Sixty-three-year old Willy Loman (the magnetic Philip Seymour Hoffman), is the central tragic figure who has a fire in his belly.  Broken by the optimism essential to being a successful salesman, Willy Loman’s blood pumps with the belief that he can make things happen, can dream the impossible dream, almost surely a self-willed delusion. Willy is a hope-inflated man who has injured his family gravely.  His wife (played by the luminously reserved Linda Emond) brings an iron-strength to her role as protector of her husband’s fragile mental health.   She is also an unsung hero. We feel an ache for her when all the air goes out of her husband with her famous warning, “Attention must be paid”.

But the story belongs to Willy Loman and to his older son, Biff (brilliantly acted by Andrew Garfield of “Social Network” fame). The searingly brutal father-son relationship takes center stage in the most devastating emotional outbursts between the loneliest of lonely figures–Willy–and the disillusioned, lost Biff.  The words, like shards of glass, are gut wrenching.

But there is also another, younger son, Hap aka”Happy”, (the remarkable Broadway debut of Finn Wittrock), the outlier who follows in his father’s footsteps but is ignored nonetheless.   All four main characters harbor unspeakable, unhealed wounds.   Hoffman, as Willy Loman, hides his self-doubt from both sons while outwardly projecting the optimism so essential to “sell”: “A salesman is got to dream, boy.
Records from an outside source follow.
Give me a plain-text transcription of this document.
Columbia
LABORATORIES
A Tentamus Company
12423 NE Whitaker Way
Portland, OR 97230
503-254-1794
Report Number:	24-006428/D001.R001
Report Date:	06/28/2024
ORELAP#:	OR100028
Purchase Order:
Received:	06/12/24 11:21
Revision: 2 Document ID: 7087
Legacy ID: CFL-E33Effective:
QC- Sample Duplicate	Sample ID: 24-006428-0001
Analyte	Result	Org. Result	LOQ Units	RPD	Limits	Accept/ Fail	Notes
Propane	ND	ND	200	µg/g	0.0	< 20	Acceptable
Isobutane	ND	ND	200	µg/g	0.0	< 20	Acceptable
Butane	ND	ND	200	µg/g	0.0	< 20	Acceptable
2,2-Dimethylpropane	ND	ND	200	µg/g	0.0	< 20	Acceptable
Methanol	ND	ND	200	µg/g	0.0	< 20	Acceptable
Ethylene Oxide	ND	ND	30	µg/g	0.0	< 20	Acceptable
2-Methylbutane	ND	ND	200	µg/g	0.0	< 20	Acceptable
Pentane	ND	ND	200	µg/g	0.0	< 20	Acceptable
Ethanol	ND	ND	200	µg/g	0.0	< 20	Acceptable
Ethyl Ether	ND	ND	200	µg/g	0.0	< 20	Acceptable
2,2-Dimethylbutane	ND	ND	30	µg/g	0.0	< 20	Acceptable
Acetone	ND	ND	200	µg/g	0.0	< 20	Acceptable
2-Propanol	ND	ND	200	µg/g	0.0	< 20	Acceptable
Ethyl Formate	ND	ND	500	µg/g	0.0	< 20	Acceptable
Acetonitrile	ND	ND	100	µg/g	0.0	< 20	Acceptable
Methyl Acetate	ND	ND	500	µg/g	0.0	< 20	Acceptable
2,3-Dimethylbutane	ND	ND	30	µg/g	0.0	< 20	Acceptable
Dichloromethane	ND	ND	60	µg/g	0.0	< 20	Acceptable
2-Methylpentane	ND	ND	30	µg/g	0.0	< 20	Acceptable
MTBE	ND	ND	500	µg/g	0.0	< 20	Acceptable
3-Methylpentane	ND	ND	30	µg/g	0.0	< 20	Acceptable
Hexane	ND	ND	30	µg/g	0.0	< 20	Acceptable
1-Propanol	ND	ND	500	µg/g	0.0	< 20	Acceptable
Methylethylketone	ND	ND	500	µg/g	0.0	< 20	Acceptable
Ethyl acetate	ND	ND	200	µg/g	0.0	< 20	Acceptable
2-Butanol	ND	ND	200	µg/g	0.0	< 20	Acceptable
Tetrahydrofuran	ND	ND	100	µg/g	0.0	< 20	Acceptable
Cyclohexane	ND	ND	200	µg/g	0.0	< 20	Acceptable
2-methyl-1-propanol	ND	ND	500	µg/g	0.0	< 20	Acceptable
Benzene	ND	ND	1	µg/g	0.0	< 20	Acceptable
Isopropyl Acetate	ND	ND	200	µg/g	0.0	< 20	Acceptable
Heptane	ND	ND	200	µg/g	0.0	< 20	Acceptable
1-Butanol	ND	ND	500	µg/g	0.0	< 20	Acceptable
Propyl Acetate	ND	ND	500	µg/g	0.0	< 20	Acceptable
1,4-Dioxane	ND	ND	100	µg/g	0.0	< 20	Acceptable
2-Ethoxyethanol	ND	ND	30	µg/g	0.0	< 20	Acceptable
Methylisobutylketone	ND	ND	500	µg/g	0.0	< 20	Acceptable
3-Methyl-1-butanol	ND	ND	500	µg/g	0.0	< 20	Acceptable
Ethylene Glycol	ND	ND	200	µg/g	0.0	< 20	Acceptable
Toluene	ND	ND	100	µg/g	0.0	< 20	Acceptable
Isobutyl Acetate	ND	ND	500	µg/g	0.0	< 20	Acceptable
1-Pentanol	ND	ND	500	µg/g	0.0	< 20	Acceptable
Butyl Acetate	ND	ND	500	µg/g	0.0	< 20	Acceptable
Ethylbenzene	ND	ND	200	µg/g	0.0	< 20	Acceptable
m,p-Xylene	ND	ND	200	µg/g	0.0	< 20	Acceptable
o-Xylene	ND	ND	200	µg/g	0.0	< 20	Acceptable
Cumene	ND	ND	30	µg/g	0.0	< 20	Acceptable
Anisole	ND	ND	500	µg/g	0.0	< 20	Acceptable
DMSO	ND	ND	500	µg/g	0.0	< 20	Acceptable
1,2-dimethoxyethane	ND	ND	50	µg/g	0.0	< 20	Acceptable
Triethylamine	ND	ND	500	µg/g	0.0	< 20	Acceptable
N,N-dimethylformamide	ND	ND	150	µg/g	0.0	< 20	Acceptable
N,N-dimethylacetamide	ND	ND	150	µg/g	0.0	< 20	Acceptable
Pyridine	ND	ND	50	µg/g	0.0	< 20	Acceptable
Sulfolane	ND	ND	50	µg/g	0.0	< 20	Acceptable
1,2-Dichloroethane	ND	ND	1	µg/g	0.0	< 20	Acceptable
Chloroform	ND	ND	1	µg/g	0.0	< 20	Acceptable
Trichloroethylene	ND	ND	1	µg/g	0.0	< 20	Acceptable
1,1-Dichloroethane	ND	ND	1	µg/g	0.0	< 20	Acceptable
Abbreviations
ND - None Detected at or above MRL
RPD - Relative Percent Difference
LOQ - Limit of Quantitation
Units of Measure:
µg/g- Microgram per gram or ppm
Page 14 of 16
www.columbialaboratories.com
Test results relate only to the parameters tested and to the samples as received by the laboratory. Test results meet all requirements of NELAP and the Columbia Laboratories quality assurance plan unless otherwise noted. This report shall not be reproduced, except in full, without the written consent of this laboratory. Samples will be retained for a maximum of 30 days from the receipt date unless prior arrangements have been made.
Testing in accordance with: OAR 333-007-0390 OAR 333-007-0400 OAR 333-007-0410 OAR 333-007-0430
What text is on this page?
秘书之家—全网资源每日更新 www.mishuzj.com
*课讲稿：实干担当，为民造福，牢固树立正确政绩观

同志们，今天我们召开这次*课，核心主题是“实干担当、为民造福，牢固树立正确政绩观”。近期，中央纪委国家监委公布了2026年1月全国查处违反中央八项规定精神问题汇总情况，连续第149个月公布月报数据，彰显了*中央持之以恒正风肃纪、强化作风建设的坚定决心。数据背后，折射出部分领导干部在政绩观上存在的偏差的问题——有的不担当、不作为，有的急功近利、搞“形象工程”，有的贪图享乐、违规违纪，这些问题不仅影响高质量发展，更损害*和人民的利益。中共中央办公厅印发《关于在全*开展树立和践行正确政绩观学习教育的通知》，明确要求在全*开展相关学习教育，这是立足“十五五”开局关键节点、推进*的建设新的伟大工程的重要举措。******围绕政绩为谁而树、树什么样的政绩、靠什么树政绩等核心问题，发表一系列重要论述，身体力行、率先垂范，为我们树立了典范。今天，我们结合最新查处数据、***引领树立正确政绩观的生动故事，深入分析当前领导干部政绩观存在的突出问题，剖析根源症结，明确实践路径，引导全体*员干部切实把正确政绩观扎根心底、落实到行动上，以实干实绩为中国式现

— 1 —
It comes with the territory.” Only his wife, propping up his ego, listens to his insides crumpling, his waning faith in the system he believed would always support him: “There were promises made.” And Charlie, his neighbor and only friend, understands:   “You have to have the ability to believe in yourself enough to go out there and make it happen.”

There are things that have happened–that can’t be spoken of–and that is the tragedy.  The Loman family is disintegrating in spite of their efforts and intentions.  Biff is blind-sided by his father’s callous lack of respect for his mother, Hap wants to be the success his father coldly ignores, and Linda just wants to make it through another day with her Willy. “But he’s a human being, and a terrible thing is happening to him”, she says– but one link in the chain affects the others.

Willy’s misdirected pride inevitably causes him to disintegrate. Philip Seymour Hoffman’s unique contribution to this classic drama is that he acts without soliciting pity or conveying self-loathing.  We left the theater with a tremendous sadness for someone who strived so exhaustively for the American dream.